Federwaage für Locomotiven, von John Baillie, k. k. Inspector
in Pesth.
Aus der Zeitschrift des österreichischen
Ingenieur-Vereins, 1852 Nr. 22.
Mit Abbildungen auf Tab.
III.
Baillie's Federwaage für Locomotiven.
Bekanntlich ist die gewöhnliche Springbalance derart an den Locomotiven zur Belastung
ihrer Sicherheitsventile angebracht, daß sie nach dem Verhältnisse der Hebelsarme
eine größere Längenveränderung erleidet als die Höhe beträgt, auf welche das Ventil
gehoben wird.
Diese bedeutende Längenveränderung der Springbalance bedingt aber auch eine
verhältnißmäßig große Zunahme in der Spannung derselben, welche Vermehrung des
Zuges, nach dem Verhältnisse der Hebelsarme auf das Ventil übertragen, für dieses
noch viel größer wird und dadurch eine bedeutende Zunahme der Dampfspannung im
Kessel nothwendig macht, wenn sich das Ventil nur um Weniges heben soll.
Da dieser Uebelstand der gewöhnlichen Springbalance aus ihrer bedeutenden
Längenveränderung entspringt, so wird er in demselben Maaße geringer, als bewirkt
wird, daß diese Längenveränderung eine geringere seyn könne.
Aus diesem Grunde werden die Ventile unmittelbar mit
Federn belastet, und bei dieser Anordnung verkürzen sich die Federn nur um so viel
als das Ventil sich hebt. Die Erfahrung bestätigt dabei den Vortheil des leichtern
und größern Ventilhubes, aber sie zeigt auch den wesentlichen Nachtheil, daß die
Federn durch die unmittelbare Berührung des Dampfes, sowohl hinsichtlich ihrer
Elasticität als ihrer Dauer, sehr viel leiden. Daher ist diese Belastungsart in
praktischer Hinsicht ebenfalls nicht anzuempfehlen.
Durch die weitere Verfolgung dieses Weges, d. i. durch Anwendung einer Springbalance,
welche einen größern Hub dem Ventile gestattet, als ihre
eigene Längenveränderung beträgt, dadurch daß die Springbalance an dem kürzern, und
das Ventil an dem längern Arme des Ventilhebels wirkt, erzielt man nicht nur eine
äußerst geringe Längenveränderung der Springbalance, sondern es werden auch die
Federn jeder schädlichen Einwirkung des Dampfes entzogen und durch die geringere
Schiefe des Ventilhebels wird auch der Seitendruck auf das Ventil und somit die
Seitenreibung desselben bedeutend vermindert.
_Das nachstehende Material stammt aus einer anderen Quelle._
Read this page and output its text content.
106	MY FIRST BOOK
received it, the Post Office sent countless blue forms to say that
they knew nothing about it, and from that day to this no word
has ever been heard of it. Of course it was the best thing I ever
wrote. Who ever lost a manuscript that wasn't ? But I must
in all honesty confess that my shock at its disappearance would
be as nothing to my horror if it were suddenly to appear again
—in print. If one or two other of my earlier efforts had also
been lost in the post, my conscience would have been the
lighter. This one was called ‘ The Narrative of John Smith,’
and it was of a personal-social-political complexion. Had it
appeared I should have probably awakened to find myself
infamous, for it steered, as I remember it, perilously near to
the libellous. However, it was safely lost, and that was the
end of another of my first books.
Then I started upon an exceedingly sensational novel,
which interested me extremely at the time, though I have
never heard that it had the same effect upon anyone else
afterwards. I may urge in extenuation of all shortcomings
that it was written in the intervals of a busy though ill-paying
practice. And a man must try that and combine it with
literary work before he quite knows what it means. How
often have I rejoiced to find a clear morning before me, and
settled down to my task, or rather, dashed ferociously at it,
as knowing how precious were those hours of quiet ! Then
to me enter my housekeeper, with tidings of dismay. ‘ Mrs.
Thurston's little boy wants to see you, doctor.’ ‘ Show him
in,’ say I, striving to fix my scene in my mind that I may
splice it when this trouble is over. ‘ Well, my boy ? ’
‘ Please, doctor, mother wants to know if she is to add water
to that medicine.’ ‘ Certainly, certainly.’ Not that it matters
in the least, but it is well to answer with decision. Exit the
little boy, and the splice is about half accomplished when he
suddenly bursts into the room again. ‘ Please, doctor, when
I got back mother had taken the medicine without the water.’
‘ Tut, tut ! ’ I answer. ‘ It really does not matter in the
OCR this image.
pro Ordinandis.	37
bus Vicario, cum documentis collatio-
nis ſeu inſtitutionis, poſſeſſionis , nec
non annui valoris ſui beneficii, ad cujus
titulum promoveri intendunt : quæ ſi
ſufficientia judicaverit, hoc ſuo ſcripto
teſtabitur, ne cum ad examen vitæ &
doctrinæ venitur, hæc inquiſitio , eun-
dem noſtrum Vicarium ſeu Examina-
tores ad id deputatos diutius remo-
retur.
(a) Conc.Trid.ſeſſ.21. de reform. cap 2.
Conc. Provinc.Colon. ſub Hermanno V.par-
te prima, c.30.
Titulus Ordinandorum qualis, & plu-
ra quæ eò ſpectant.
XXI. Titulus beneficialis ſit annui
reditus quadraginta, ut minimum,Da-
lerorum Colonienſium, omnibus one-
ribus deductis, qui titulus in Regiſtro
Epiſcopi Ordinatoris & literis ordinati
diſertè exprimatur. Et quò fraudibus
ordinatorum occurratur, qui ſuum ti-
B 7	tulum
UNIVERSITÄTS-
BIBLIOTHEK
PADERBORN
Die Einrichtung dieser Federwaage, Fig. 22 und 23, ist nun
folgende:
In einer auf dem Kessel befestigten Fußplatte stehen zwei Säulen, welche an ihrem
obern Theile ein Verbindungsstück und in der Mitte dieses letztern eine nach abwärts
gerichtete Pfanne tragen. Senkrecht auf die Richtung dieses Verbindungsstückes
gereiht, ruhen drei Voluten- oder Schneckenfedern auf der Fußplatte, und auf
diesen sitzt, mittelst eben so vieler kurzer Bolzen, ein hoher gußeiserner Träger,
an dessen Kopf eine nach oben gerichtete Pfanne eingepaßt ist. Ein langer
Ventilhebel, zwischen den Säulen und unter dem Verbindungsstücke derselben
hindurchgehend, ruht mit dem einen Ende mittelst eines Körners auf dem Ventile, mit
dem andern mittelst eines kantigen Zapfens auf der Pfanne des gußeisernen Trägers,
und wird an einem Zwischenpunkte, dem Drehungspunkte des Hebels, an welchem
gleichfalls ein kantiger Zapfen befestigt ist, durch die Spannung der Volutenfedern
gegen die Pfanne des Säulen-Verbindungsstückes nach aufwärts gedrückt. Dieser
Drehungspunkt liegt sehr nahe an dem Angriffspunkte der Volutenfedern, so daß sich
sein Abstand vom letzteren zu jenem vom Angriffspunkte des Ventils wie 1 zu 9
verhält.
An der einen Säule ist eine Bogen-Scala sammt Zeiger befestigt. Dieser Zeiger
ist um einen im Mittelpunkte der kreisförmigen Scala befindlichen Zapfen drehbar und
trägt noch einen kürzern Arm, in dessen Schlitz ein in dem Gußeisenträger
eingeschraubter Stift genau paßt.
Zum Spannen der Federn und ebenso zur Theilung der Scala dienen zwei auf den
Säulenköpfen sitzende Schraubenmuttern, welche das Säulen-Verbindungsstück
und durch dieses auch den Ventilhebel sammt Träger und Volutenfedern niederhalten.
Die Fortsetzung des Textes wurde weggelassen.